La chaîne électorale passe à l’écran. Pilotée par la DSI, la dématérialisation structure désormais l’ensemble des opérations, de la formation des acteurs au paiement des agents, et attire l’attention d’institutions homologues de la sous-région.
Au siège de la Commission Électorale Nationale Autonome, les procédures papier reculent. Pour les scrutins de 2026, dépôt des candidatures, parrainages et accréditations transitent par des plateformes dédiées, conçues et administrées par la Direction des services d’information.
L’entrée en lice commence par la formation.
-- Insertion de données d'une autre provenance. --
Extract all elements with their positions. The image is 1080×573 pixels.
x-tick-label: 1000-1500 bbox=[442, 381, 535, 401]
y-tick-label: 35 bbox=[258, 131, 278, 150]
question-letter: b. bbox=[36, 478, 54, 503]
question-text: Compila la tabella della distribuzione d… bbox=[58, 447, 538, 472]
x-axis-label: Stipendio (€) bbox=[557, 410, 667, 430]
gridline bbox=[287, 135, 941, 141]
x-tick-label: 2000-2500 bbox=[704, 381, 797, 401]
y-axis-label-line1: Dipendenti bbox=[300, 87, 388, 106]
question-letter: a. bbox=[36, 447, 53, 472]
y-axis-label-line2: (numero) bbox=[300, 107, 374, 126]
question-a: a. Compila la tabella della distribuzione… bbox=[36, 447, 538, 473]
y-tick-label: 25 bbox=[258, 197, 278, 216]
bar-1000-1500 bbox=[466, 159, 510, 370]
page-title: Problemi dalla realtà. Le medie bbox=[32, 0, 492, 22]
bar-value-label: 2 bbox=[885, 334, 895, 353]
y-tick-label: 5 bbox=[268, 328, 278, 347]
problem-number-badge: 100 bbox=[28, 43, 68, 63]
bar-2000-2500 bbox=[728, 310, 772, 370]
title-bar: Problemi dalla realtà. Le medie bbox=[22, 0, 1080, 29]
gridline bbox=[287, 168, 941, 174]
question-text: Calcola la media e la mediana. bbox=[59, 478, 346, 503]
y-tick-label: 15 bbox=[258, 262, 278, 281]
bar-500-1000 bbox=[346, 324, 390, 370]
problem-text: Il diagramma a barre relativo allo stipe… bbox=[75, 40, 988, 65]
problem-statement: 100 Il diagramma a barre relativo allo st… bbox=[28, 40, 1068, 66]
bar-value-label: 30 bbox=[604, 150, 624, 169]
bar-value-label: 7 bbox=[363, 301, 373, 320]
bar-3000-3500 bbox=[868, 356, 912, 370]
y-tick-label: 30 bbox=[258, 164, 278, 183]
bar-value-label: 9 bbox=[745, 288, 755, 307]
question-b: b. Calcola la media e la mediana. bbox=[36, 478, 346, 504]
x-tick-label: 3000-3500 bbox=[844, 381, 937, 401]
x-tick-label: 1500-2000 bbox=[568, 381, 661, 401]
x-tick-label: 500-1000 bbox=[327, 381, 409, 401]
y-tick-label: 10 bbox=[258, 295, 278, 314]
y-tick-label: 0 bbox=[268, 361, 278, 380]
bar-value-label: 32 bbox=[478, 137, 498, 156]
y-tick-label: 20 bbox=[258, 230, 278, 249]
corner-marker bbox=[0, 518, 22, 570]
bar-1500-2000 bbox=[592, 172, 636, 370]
Une interface d’e-learning diffuse les modules à l’ensemble des parties prenantes, limitant les contraintes logistiques et uniformisant les contenus. Dans la foulée, les partis politiques soumettent leurs dossiers en ligne. Le traitement gagne en rapidité, chaque étape laissant une trace numérique exploitable.
Des opérations électorales sous contrôle numérique
Le parrainage dématérialisé simplifie les formalités pour les élus habilités. Sur un autre segment, les observateurs nationaux et internationaux sollicitent leur accréditation via un portail unique, réduisant les délais administratifs.
Le jour du vote, les agents déploient des applications mobiles pour compiler et transmettre les données. L’outil e-compilation sécurise la remontée des résultats et réduit les risques d’erreurs liés aux manipulations manuelles.
Accessible au public, l’application e-résultat permet la consultation en temps réel des chiffres par centre de vote. La diffusion instantanée des données vise à consolider la confiance dans le processus électoral au Bénin. Cette architecture numérique a récemment suscité l’intérêt de la Direction générale des élections du Sénégal, venue s’enquérir du dispositif lors d’une mission de travail.
Une administration financière automatisée
La mutation dépasse le seul cadre du scrutin. Les agents électoraux perçoivent désormais leurs primes par transfert électronique, à partir de fichiers sécurisés transmis aux opérateurs de téléphonie mobile. Le circuit de paiement se raccourcit, les délais chutent. Chaque transaction laisse une empreinte vérifiable, ce qui améliore le suivi des dépenses.
En intégrant ces solutions à tous les niveaux de son fonctionnement, l’institution électorale renforce son dispositif organisationnel à l’approche des consultations de 2026. Les prochaines échéances permettront d’évaluer la robustesse du système à grande échelle.